Introduction: Chimeric antigen receptor T (CAR-T) therapy has revolutionized the treatment of relapsed/refractory large B-cell lymphoma (LBCL). However, patients who are excluded or have no access to CAR-T represent a challenge for clinicians and have generally a dismal outcome. The landscape for this category of patients is constantly evolving: new agents have been approved in the last 2-3 years, alone or in combination, and novel treatment modalities are under investigation.

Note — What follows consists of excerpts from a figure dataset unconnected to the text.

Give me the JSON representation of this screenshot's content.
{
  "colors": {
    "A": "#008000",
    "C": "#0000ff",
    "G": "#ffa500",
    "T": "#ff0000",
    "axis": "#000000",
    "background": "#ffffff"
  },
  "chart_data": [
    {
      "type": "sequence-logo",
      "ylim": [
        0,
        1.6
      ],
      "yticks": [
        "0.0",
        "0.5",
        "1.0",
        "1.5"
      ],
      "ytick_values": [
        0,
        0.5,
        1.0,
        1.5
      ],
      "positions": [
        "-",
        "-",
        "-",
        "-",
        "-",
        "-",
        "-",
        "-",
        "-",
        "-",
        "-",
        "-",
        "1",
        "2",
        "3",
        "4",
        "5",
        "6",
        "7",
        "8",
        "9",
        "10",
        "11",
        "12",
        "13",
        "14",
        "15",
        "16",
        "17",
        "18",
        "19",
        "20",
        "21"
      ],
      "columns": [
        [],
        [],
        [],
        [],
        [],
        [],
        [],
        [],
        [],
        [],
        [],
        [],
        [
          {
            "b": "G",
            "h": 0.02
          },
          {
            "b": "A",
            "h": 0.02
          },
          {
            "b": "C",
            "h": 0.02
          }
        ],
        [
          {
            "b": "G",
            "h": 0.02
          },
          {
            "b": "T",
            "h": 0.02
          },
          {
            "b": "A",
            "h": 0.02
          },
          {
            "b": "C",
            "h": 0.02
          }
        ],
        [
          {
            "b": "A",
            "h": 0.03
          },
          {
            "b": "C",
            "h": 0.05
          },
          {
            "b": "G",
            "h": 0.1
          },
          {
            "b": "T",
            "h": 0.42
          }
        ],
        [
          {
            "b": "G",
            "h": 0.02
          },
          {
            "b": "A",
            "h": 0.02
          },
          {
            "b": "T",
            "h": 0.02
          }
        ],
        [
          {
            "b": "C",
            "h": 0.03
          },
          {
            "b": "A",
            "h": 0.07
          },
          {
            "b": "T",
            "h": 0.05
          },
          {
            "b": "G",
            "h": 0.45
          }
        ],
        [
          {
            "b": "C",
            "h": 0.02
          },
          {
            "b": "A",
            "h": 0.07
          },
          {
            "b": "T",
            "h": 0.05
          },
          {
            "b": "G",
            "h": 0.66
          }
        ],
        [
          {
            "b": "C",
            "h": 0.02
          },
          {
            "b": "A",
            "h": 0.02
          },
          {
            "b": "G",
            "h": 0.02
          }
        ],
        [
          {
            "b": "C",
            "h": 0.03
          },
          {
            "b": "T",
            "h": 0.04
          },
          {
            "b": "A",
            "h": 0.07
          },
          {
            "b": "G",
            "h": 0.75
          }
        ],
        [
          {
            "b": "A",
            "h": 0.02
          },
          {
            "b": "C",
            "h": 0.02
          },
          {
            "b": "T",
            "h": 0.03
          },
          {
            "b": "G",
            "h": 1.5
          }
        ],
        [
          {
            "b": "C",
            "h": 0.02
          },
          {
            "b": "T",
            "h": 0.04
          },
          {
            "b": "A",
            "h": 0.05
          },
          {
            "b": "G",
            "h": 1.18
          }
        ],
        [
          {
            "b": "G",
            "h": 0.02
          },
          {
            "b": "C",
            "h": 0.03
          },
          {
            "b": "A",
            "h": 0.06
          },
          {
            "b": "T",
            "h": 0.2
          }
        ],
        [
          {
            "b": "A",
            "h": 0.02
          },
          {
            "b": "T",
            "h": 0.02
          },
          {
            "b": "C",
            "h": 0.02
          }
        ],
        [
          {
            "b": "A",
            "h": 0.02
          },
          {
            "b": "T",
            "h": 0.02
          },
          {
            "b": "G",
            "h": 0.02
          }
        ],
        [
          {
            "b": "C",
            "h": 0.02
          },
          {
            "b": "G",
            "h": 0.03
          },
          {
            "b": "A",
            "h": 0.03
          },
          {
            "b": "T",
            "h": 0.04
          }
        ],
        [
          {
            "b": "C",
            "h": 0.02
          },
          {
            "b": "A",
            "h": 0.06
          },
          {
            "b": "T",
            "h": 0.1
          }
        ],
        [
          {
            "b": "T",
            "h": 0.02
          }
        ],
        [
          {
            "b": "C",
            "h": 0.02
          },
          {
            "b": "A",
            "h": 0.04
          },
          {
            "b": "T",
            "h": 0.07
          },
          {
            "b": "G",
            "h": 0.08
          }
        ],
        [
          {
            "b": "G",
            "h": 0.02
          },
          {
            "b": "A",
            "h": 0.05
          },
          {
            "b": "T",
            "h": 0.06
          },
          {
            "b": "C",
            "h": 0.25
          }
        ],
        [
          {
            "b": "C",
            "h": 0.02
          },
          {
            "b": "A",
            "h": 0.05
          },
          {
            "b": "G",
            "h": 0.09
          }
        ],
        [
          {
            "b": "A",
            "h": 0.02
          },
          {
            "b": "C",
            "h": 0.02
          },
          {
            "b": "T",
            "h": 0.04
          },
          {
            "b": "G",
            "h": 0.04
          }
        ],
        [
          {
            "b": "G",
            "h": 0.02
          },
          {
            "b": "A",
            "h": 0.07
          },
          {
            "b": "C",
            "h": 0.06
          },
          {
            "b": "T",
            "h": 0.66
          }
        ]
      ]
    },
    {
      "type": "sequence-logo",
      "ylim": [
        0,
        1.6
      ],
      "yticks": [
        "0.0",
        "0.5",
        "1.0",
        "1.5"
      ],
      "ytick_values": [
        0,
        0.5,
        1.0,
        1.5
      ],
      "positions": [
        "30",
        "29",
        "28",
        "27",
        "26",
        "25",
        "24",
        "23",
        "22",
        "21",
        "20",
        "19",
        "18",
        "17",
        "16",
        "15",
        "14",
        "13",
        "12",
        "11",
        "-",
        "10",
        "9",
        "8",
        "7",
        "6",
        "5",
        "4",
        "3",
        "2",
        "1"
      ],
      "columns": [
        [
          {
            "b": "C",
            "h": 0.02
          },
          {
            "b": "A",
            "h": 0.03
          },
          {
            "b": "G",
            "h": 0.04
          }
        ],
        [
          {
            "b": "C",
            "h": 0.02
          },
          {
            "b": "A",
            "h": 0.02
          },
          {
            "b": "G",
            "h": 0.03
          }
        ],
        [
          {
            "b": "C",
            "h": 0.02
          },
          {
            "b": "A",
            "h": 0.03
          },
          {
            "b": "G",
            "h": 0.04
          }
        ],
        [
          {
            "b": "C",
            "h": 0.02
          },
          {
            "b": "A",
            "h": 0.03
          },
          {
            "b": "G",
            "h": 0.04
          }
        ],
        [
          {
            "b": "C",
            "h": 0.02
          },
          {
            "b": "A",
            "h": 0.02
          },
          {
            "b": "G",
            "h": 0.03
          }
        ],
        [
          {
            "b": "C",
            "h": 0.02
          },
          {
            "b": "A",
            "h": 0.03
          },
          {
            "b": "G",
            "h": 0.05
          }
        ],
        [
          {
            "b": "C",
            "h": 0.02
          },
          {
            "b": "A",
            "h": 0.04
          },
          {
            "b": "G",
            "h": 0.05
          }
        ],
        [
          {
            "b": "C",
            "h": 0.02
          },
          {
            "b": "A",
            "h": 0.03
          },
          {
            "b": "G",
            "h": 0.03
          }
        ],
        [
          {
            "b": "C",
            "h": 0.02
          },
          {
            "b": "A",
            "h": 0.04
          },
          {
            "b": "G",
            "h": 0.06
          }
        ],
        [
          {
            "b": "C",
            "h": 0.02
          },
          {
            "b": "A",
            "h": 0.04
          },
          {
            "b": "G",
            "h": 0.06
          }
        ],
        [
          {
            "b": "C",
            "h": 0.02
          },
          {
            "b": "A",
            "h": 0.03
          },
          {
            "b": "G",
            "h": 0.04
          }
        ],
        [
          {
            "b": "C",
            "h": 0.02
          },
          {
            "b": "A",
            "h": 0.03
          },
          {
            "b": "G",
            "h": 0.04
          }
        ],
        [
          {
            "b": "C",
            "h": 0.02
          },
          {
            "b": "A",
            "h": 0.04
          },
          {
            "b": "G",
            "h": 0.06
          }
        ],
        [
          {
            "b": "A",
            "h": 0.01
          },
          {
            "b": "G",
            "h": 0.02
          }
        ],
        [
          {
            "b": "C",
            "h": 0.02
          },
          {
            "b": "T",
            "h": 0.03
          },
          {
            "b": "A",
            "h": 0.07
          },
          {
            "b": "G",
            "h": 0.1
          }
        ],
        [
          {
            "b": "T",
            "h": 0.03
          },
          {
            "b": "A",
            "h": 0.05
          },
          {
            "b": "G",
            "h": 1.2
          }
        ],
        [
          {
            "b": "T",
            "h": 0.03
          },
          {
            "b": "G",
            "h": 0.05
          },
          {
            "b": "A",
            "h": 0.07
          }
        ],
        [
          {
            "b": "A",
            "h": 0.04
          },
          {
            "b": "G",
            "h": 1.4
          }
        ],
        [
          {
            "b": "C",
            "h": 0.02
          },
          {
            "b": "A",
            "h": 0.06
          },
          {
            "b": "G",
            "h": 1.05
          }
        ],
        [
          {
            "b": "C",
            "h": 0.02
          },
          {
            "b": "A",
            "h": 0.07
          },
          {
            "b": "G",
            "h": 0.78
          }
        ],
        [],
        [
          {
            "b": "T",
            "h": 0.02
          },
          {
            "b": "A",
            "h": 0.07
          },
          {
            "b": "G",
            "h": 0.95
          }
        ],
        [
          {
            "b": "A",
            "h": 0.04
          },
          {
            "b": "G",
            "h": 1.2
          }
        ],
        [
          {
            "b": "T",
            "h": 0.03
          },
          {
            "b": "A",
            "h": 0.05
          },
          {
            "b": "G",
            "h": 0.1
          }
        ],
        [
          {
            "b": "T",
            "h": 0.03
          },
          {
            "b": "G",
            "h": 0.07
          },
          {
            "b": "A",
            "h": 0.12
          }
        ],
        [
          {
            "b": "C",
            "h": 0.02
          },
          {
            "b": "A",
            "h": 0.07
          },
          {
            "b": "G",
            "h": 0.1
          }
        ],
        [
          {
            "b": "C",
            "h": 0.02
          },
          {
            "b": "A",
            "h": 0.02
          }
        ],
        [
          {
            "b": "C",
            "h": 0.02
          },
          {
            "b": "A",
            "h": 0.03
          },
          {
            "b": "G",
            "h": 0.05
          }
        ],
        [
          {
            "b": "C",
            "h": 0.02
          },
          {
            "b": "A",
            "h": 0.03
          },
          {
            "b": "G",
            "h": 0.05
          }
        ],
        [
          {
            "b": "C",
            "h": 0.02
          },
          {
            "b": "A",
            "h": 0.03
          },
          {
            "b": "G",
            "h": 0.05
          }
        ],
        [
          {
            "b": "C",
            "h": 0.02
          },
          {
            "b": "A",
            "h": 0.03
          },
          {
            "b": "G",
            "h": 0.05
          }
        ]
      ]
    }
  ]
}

Areas covered: Thereafter, we reviewed the currently available therapeutic strategies: conventional chemotherapy, antibody-drug conjugate ADC (mainly polatuzumab and loncastuxumab), bispecific antibodies (CD19/CD3 and focus on novel CD20/CD3 Abs), immunomodulatory drugs (covering tafasitamab and lenalidomide, checkpoint inhibitors mainly in PMBL), small molecules (selinexor, BTK, and PI3K inhibitors), and the role of radiotherapy.
Expert opinion: Navigating this scenario will uncover new challenges, including identifying an ideal sequence for these therapies, the most effective combinations, and search for consistent predictive factors to help selecting the appropriate population of LBCL patients. At present, supporting clinical research for CAR-T ineligible patients, a new and challenging group, must remain a major focus that is complementary to advances in CAR T-cell therapy.
Keywords: CAR-T cells; Diffuse large B-cell lymphoma; blinatumomab; loncastuximab tesirine; odronextamab; polatuzumab; primary mediastinal B-cell lymphoma (PMBL); selinexor; tafasitamamb.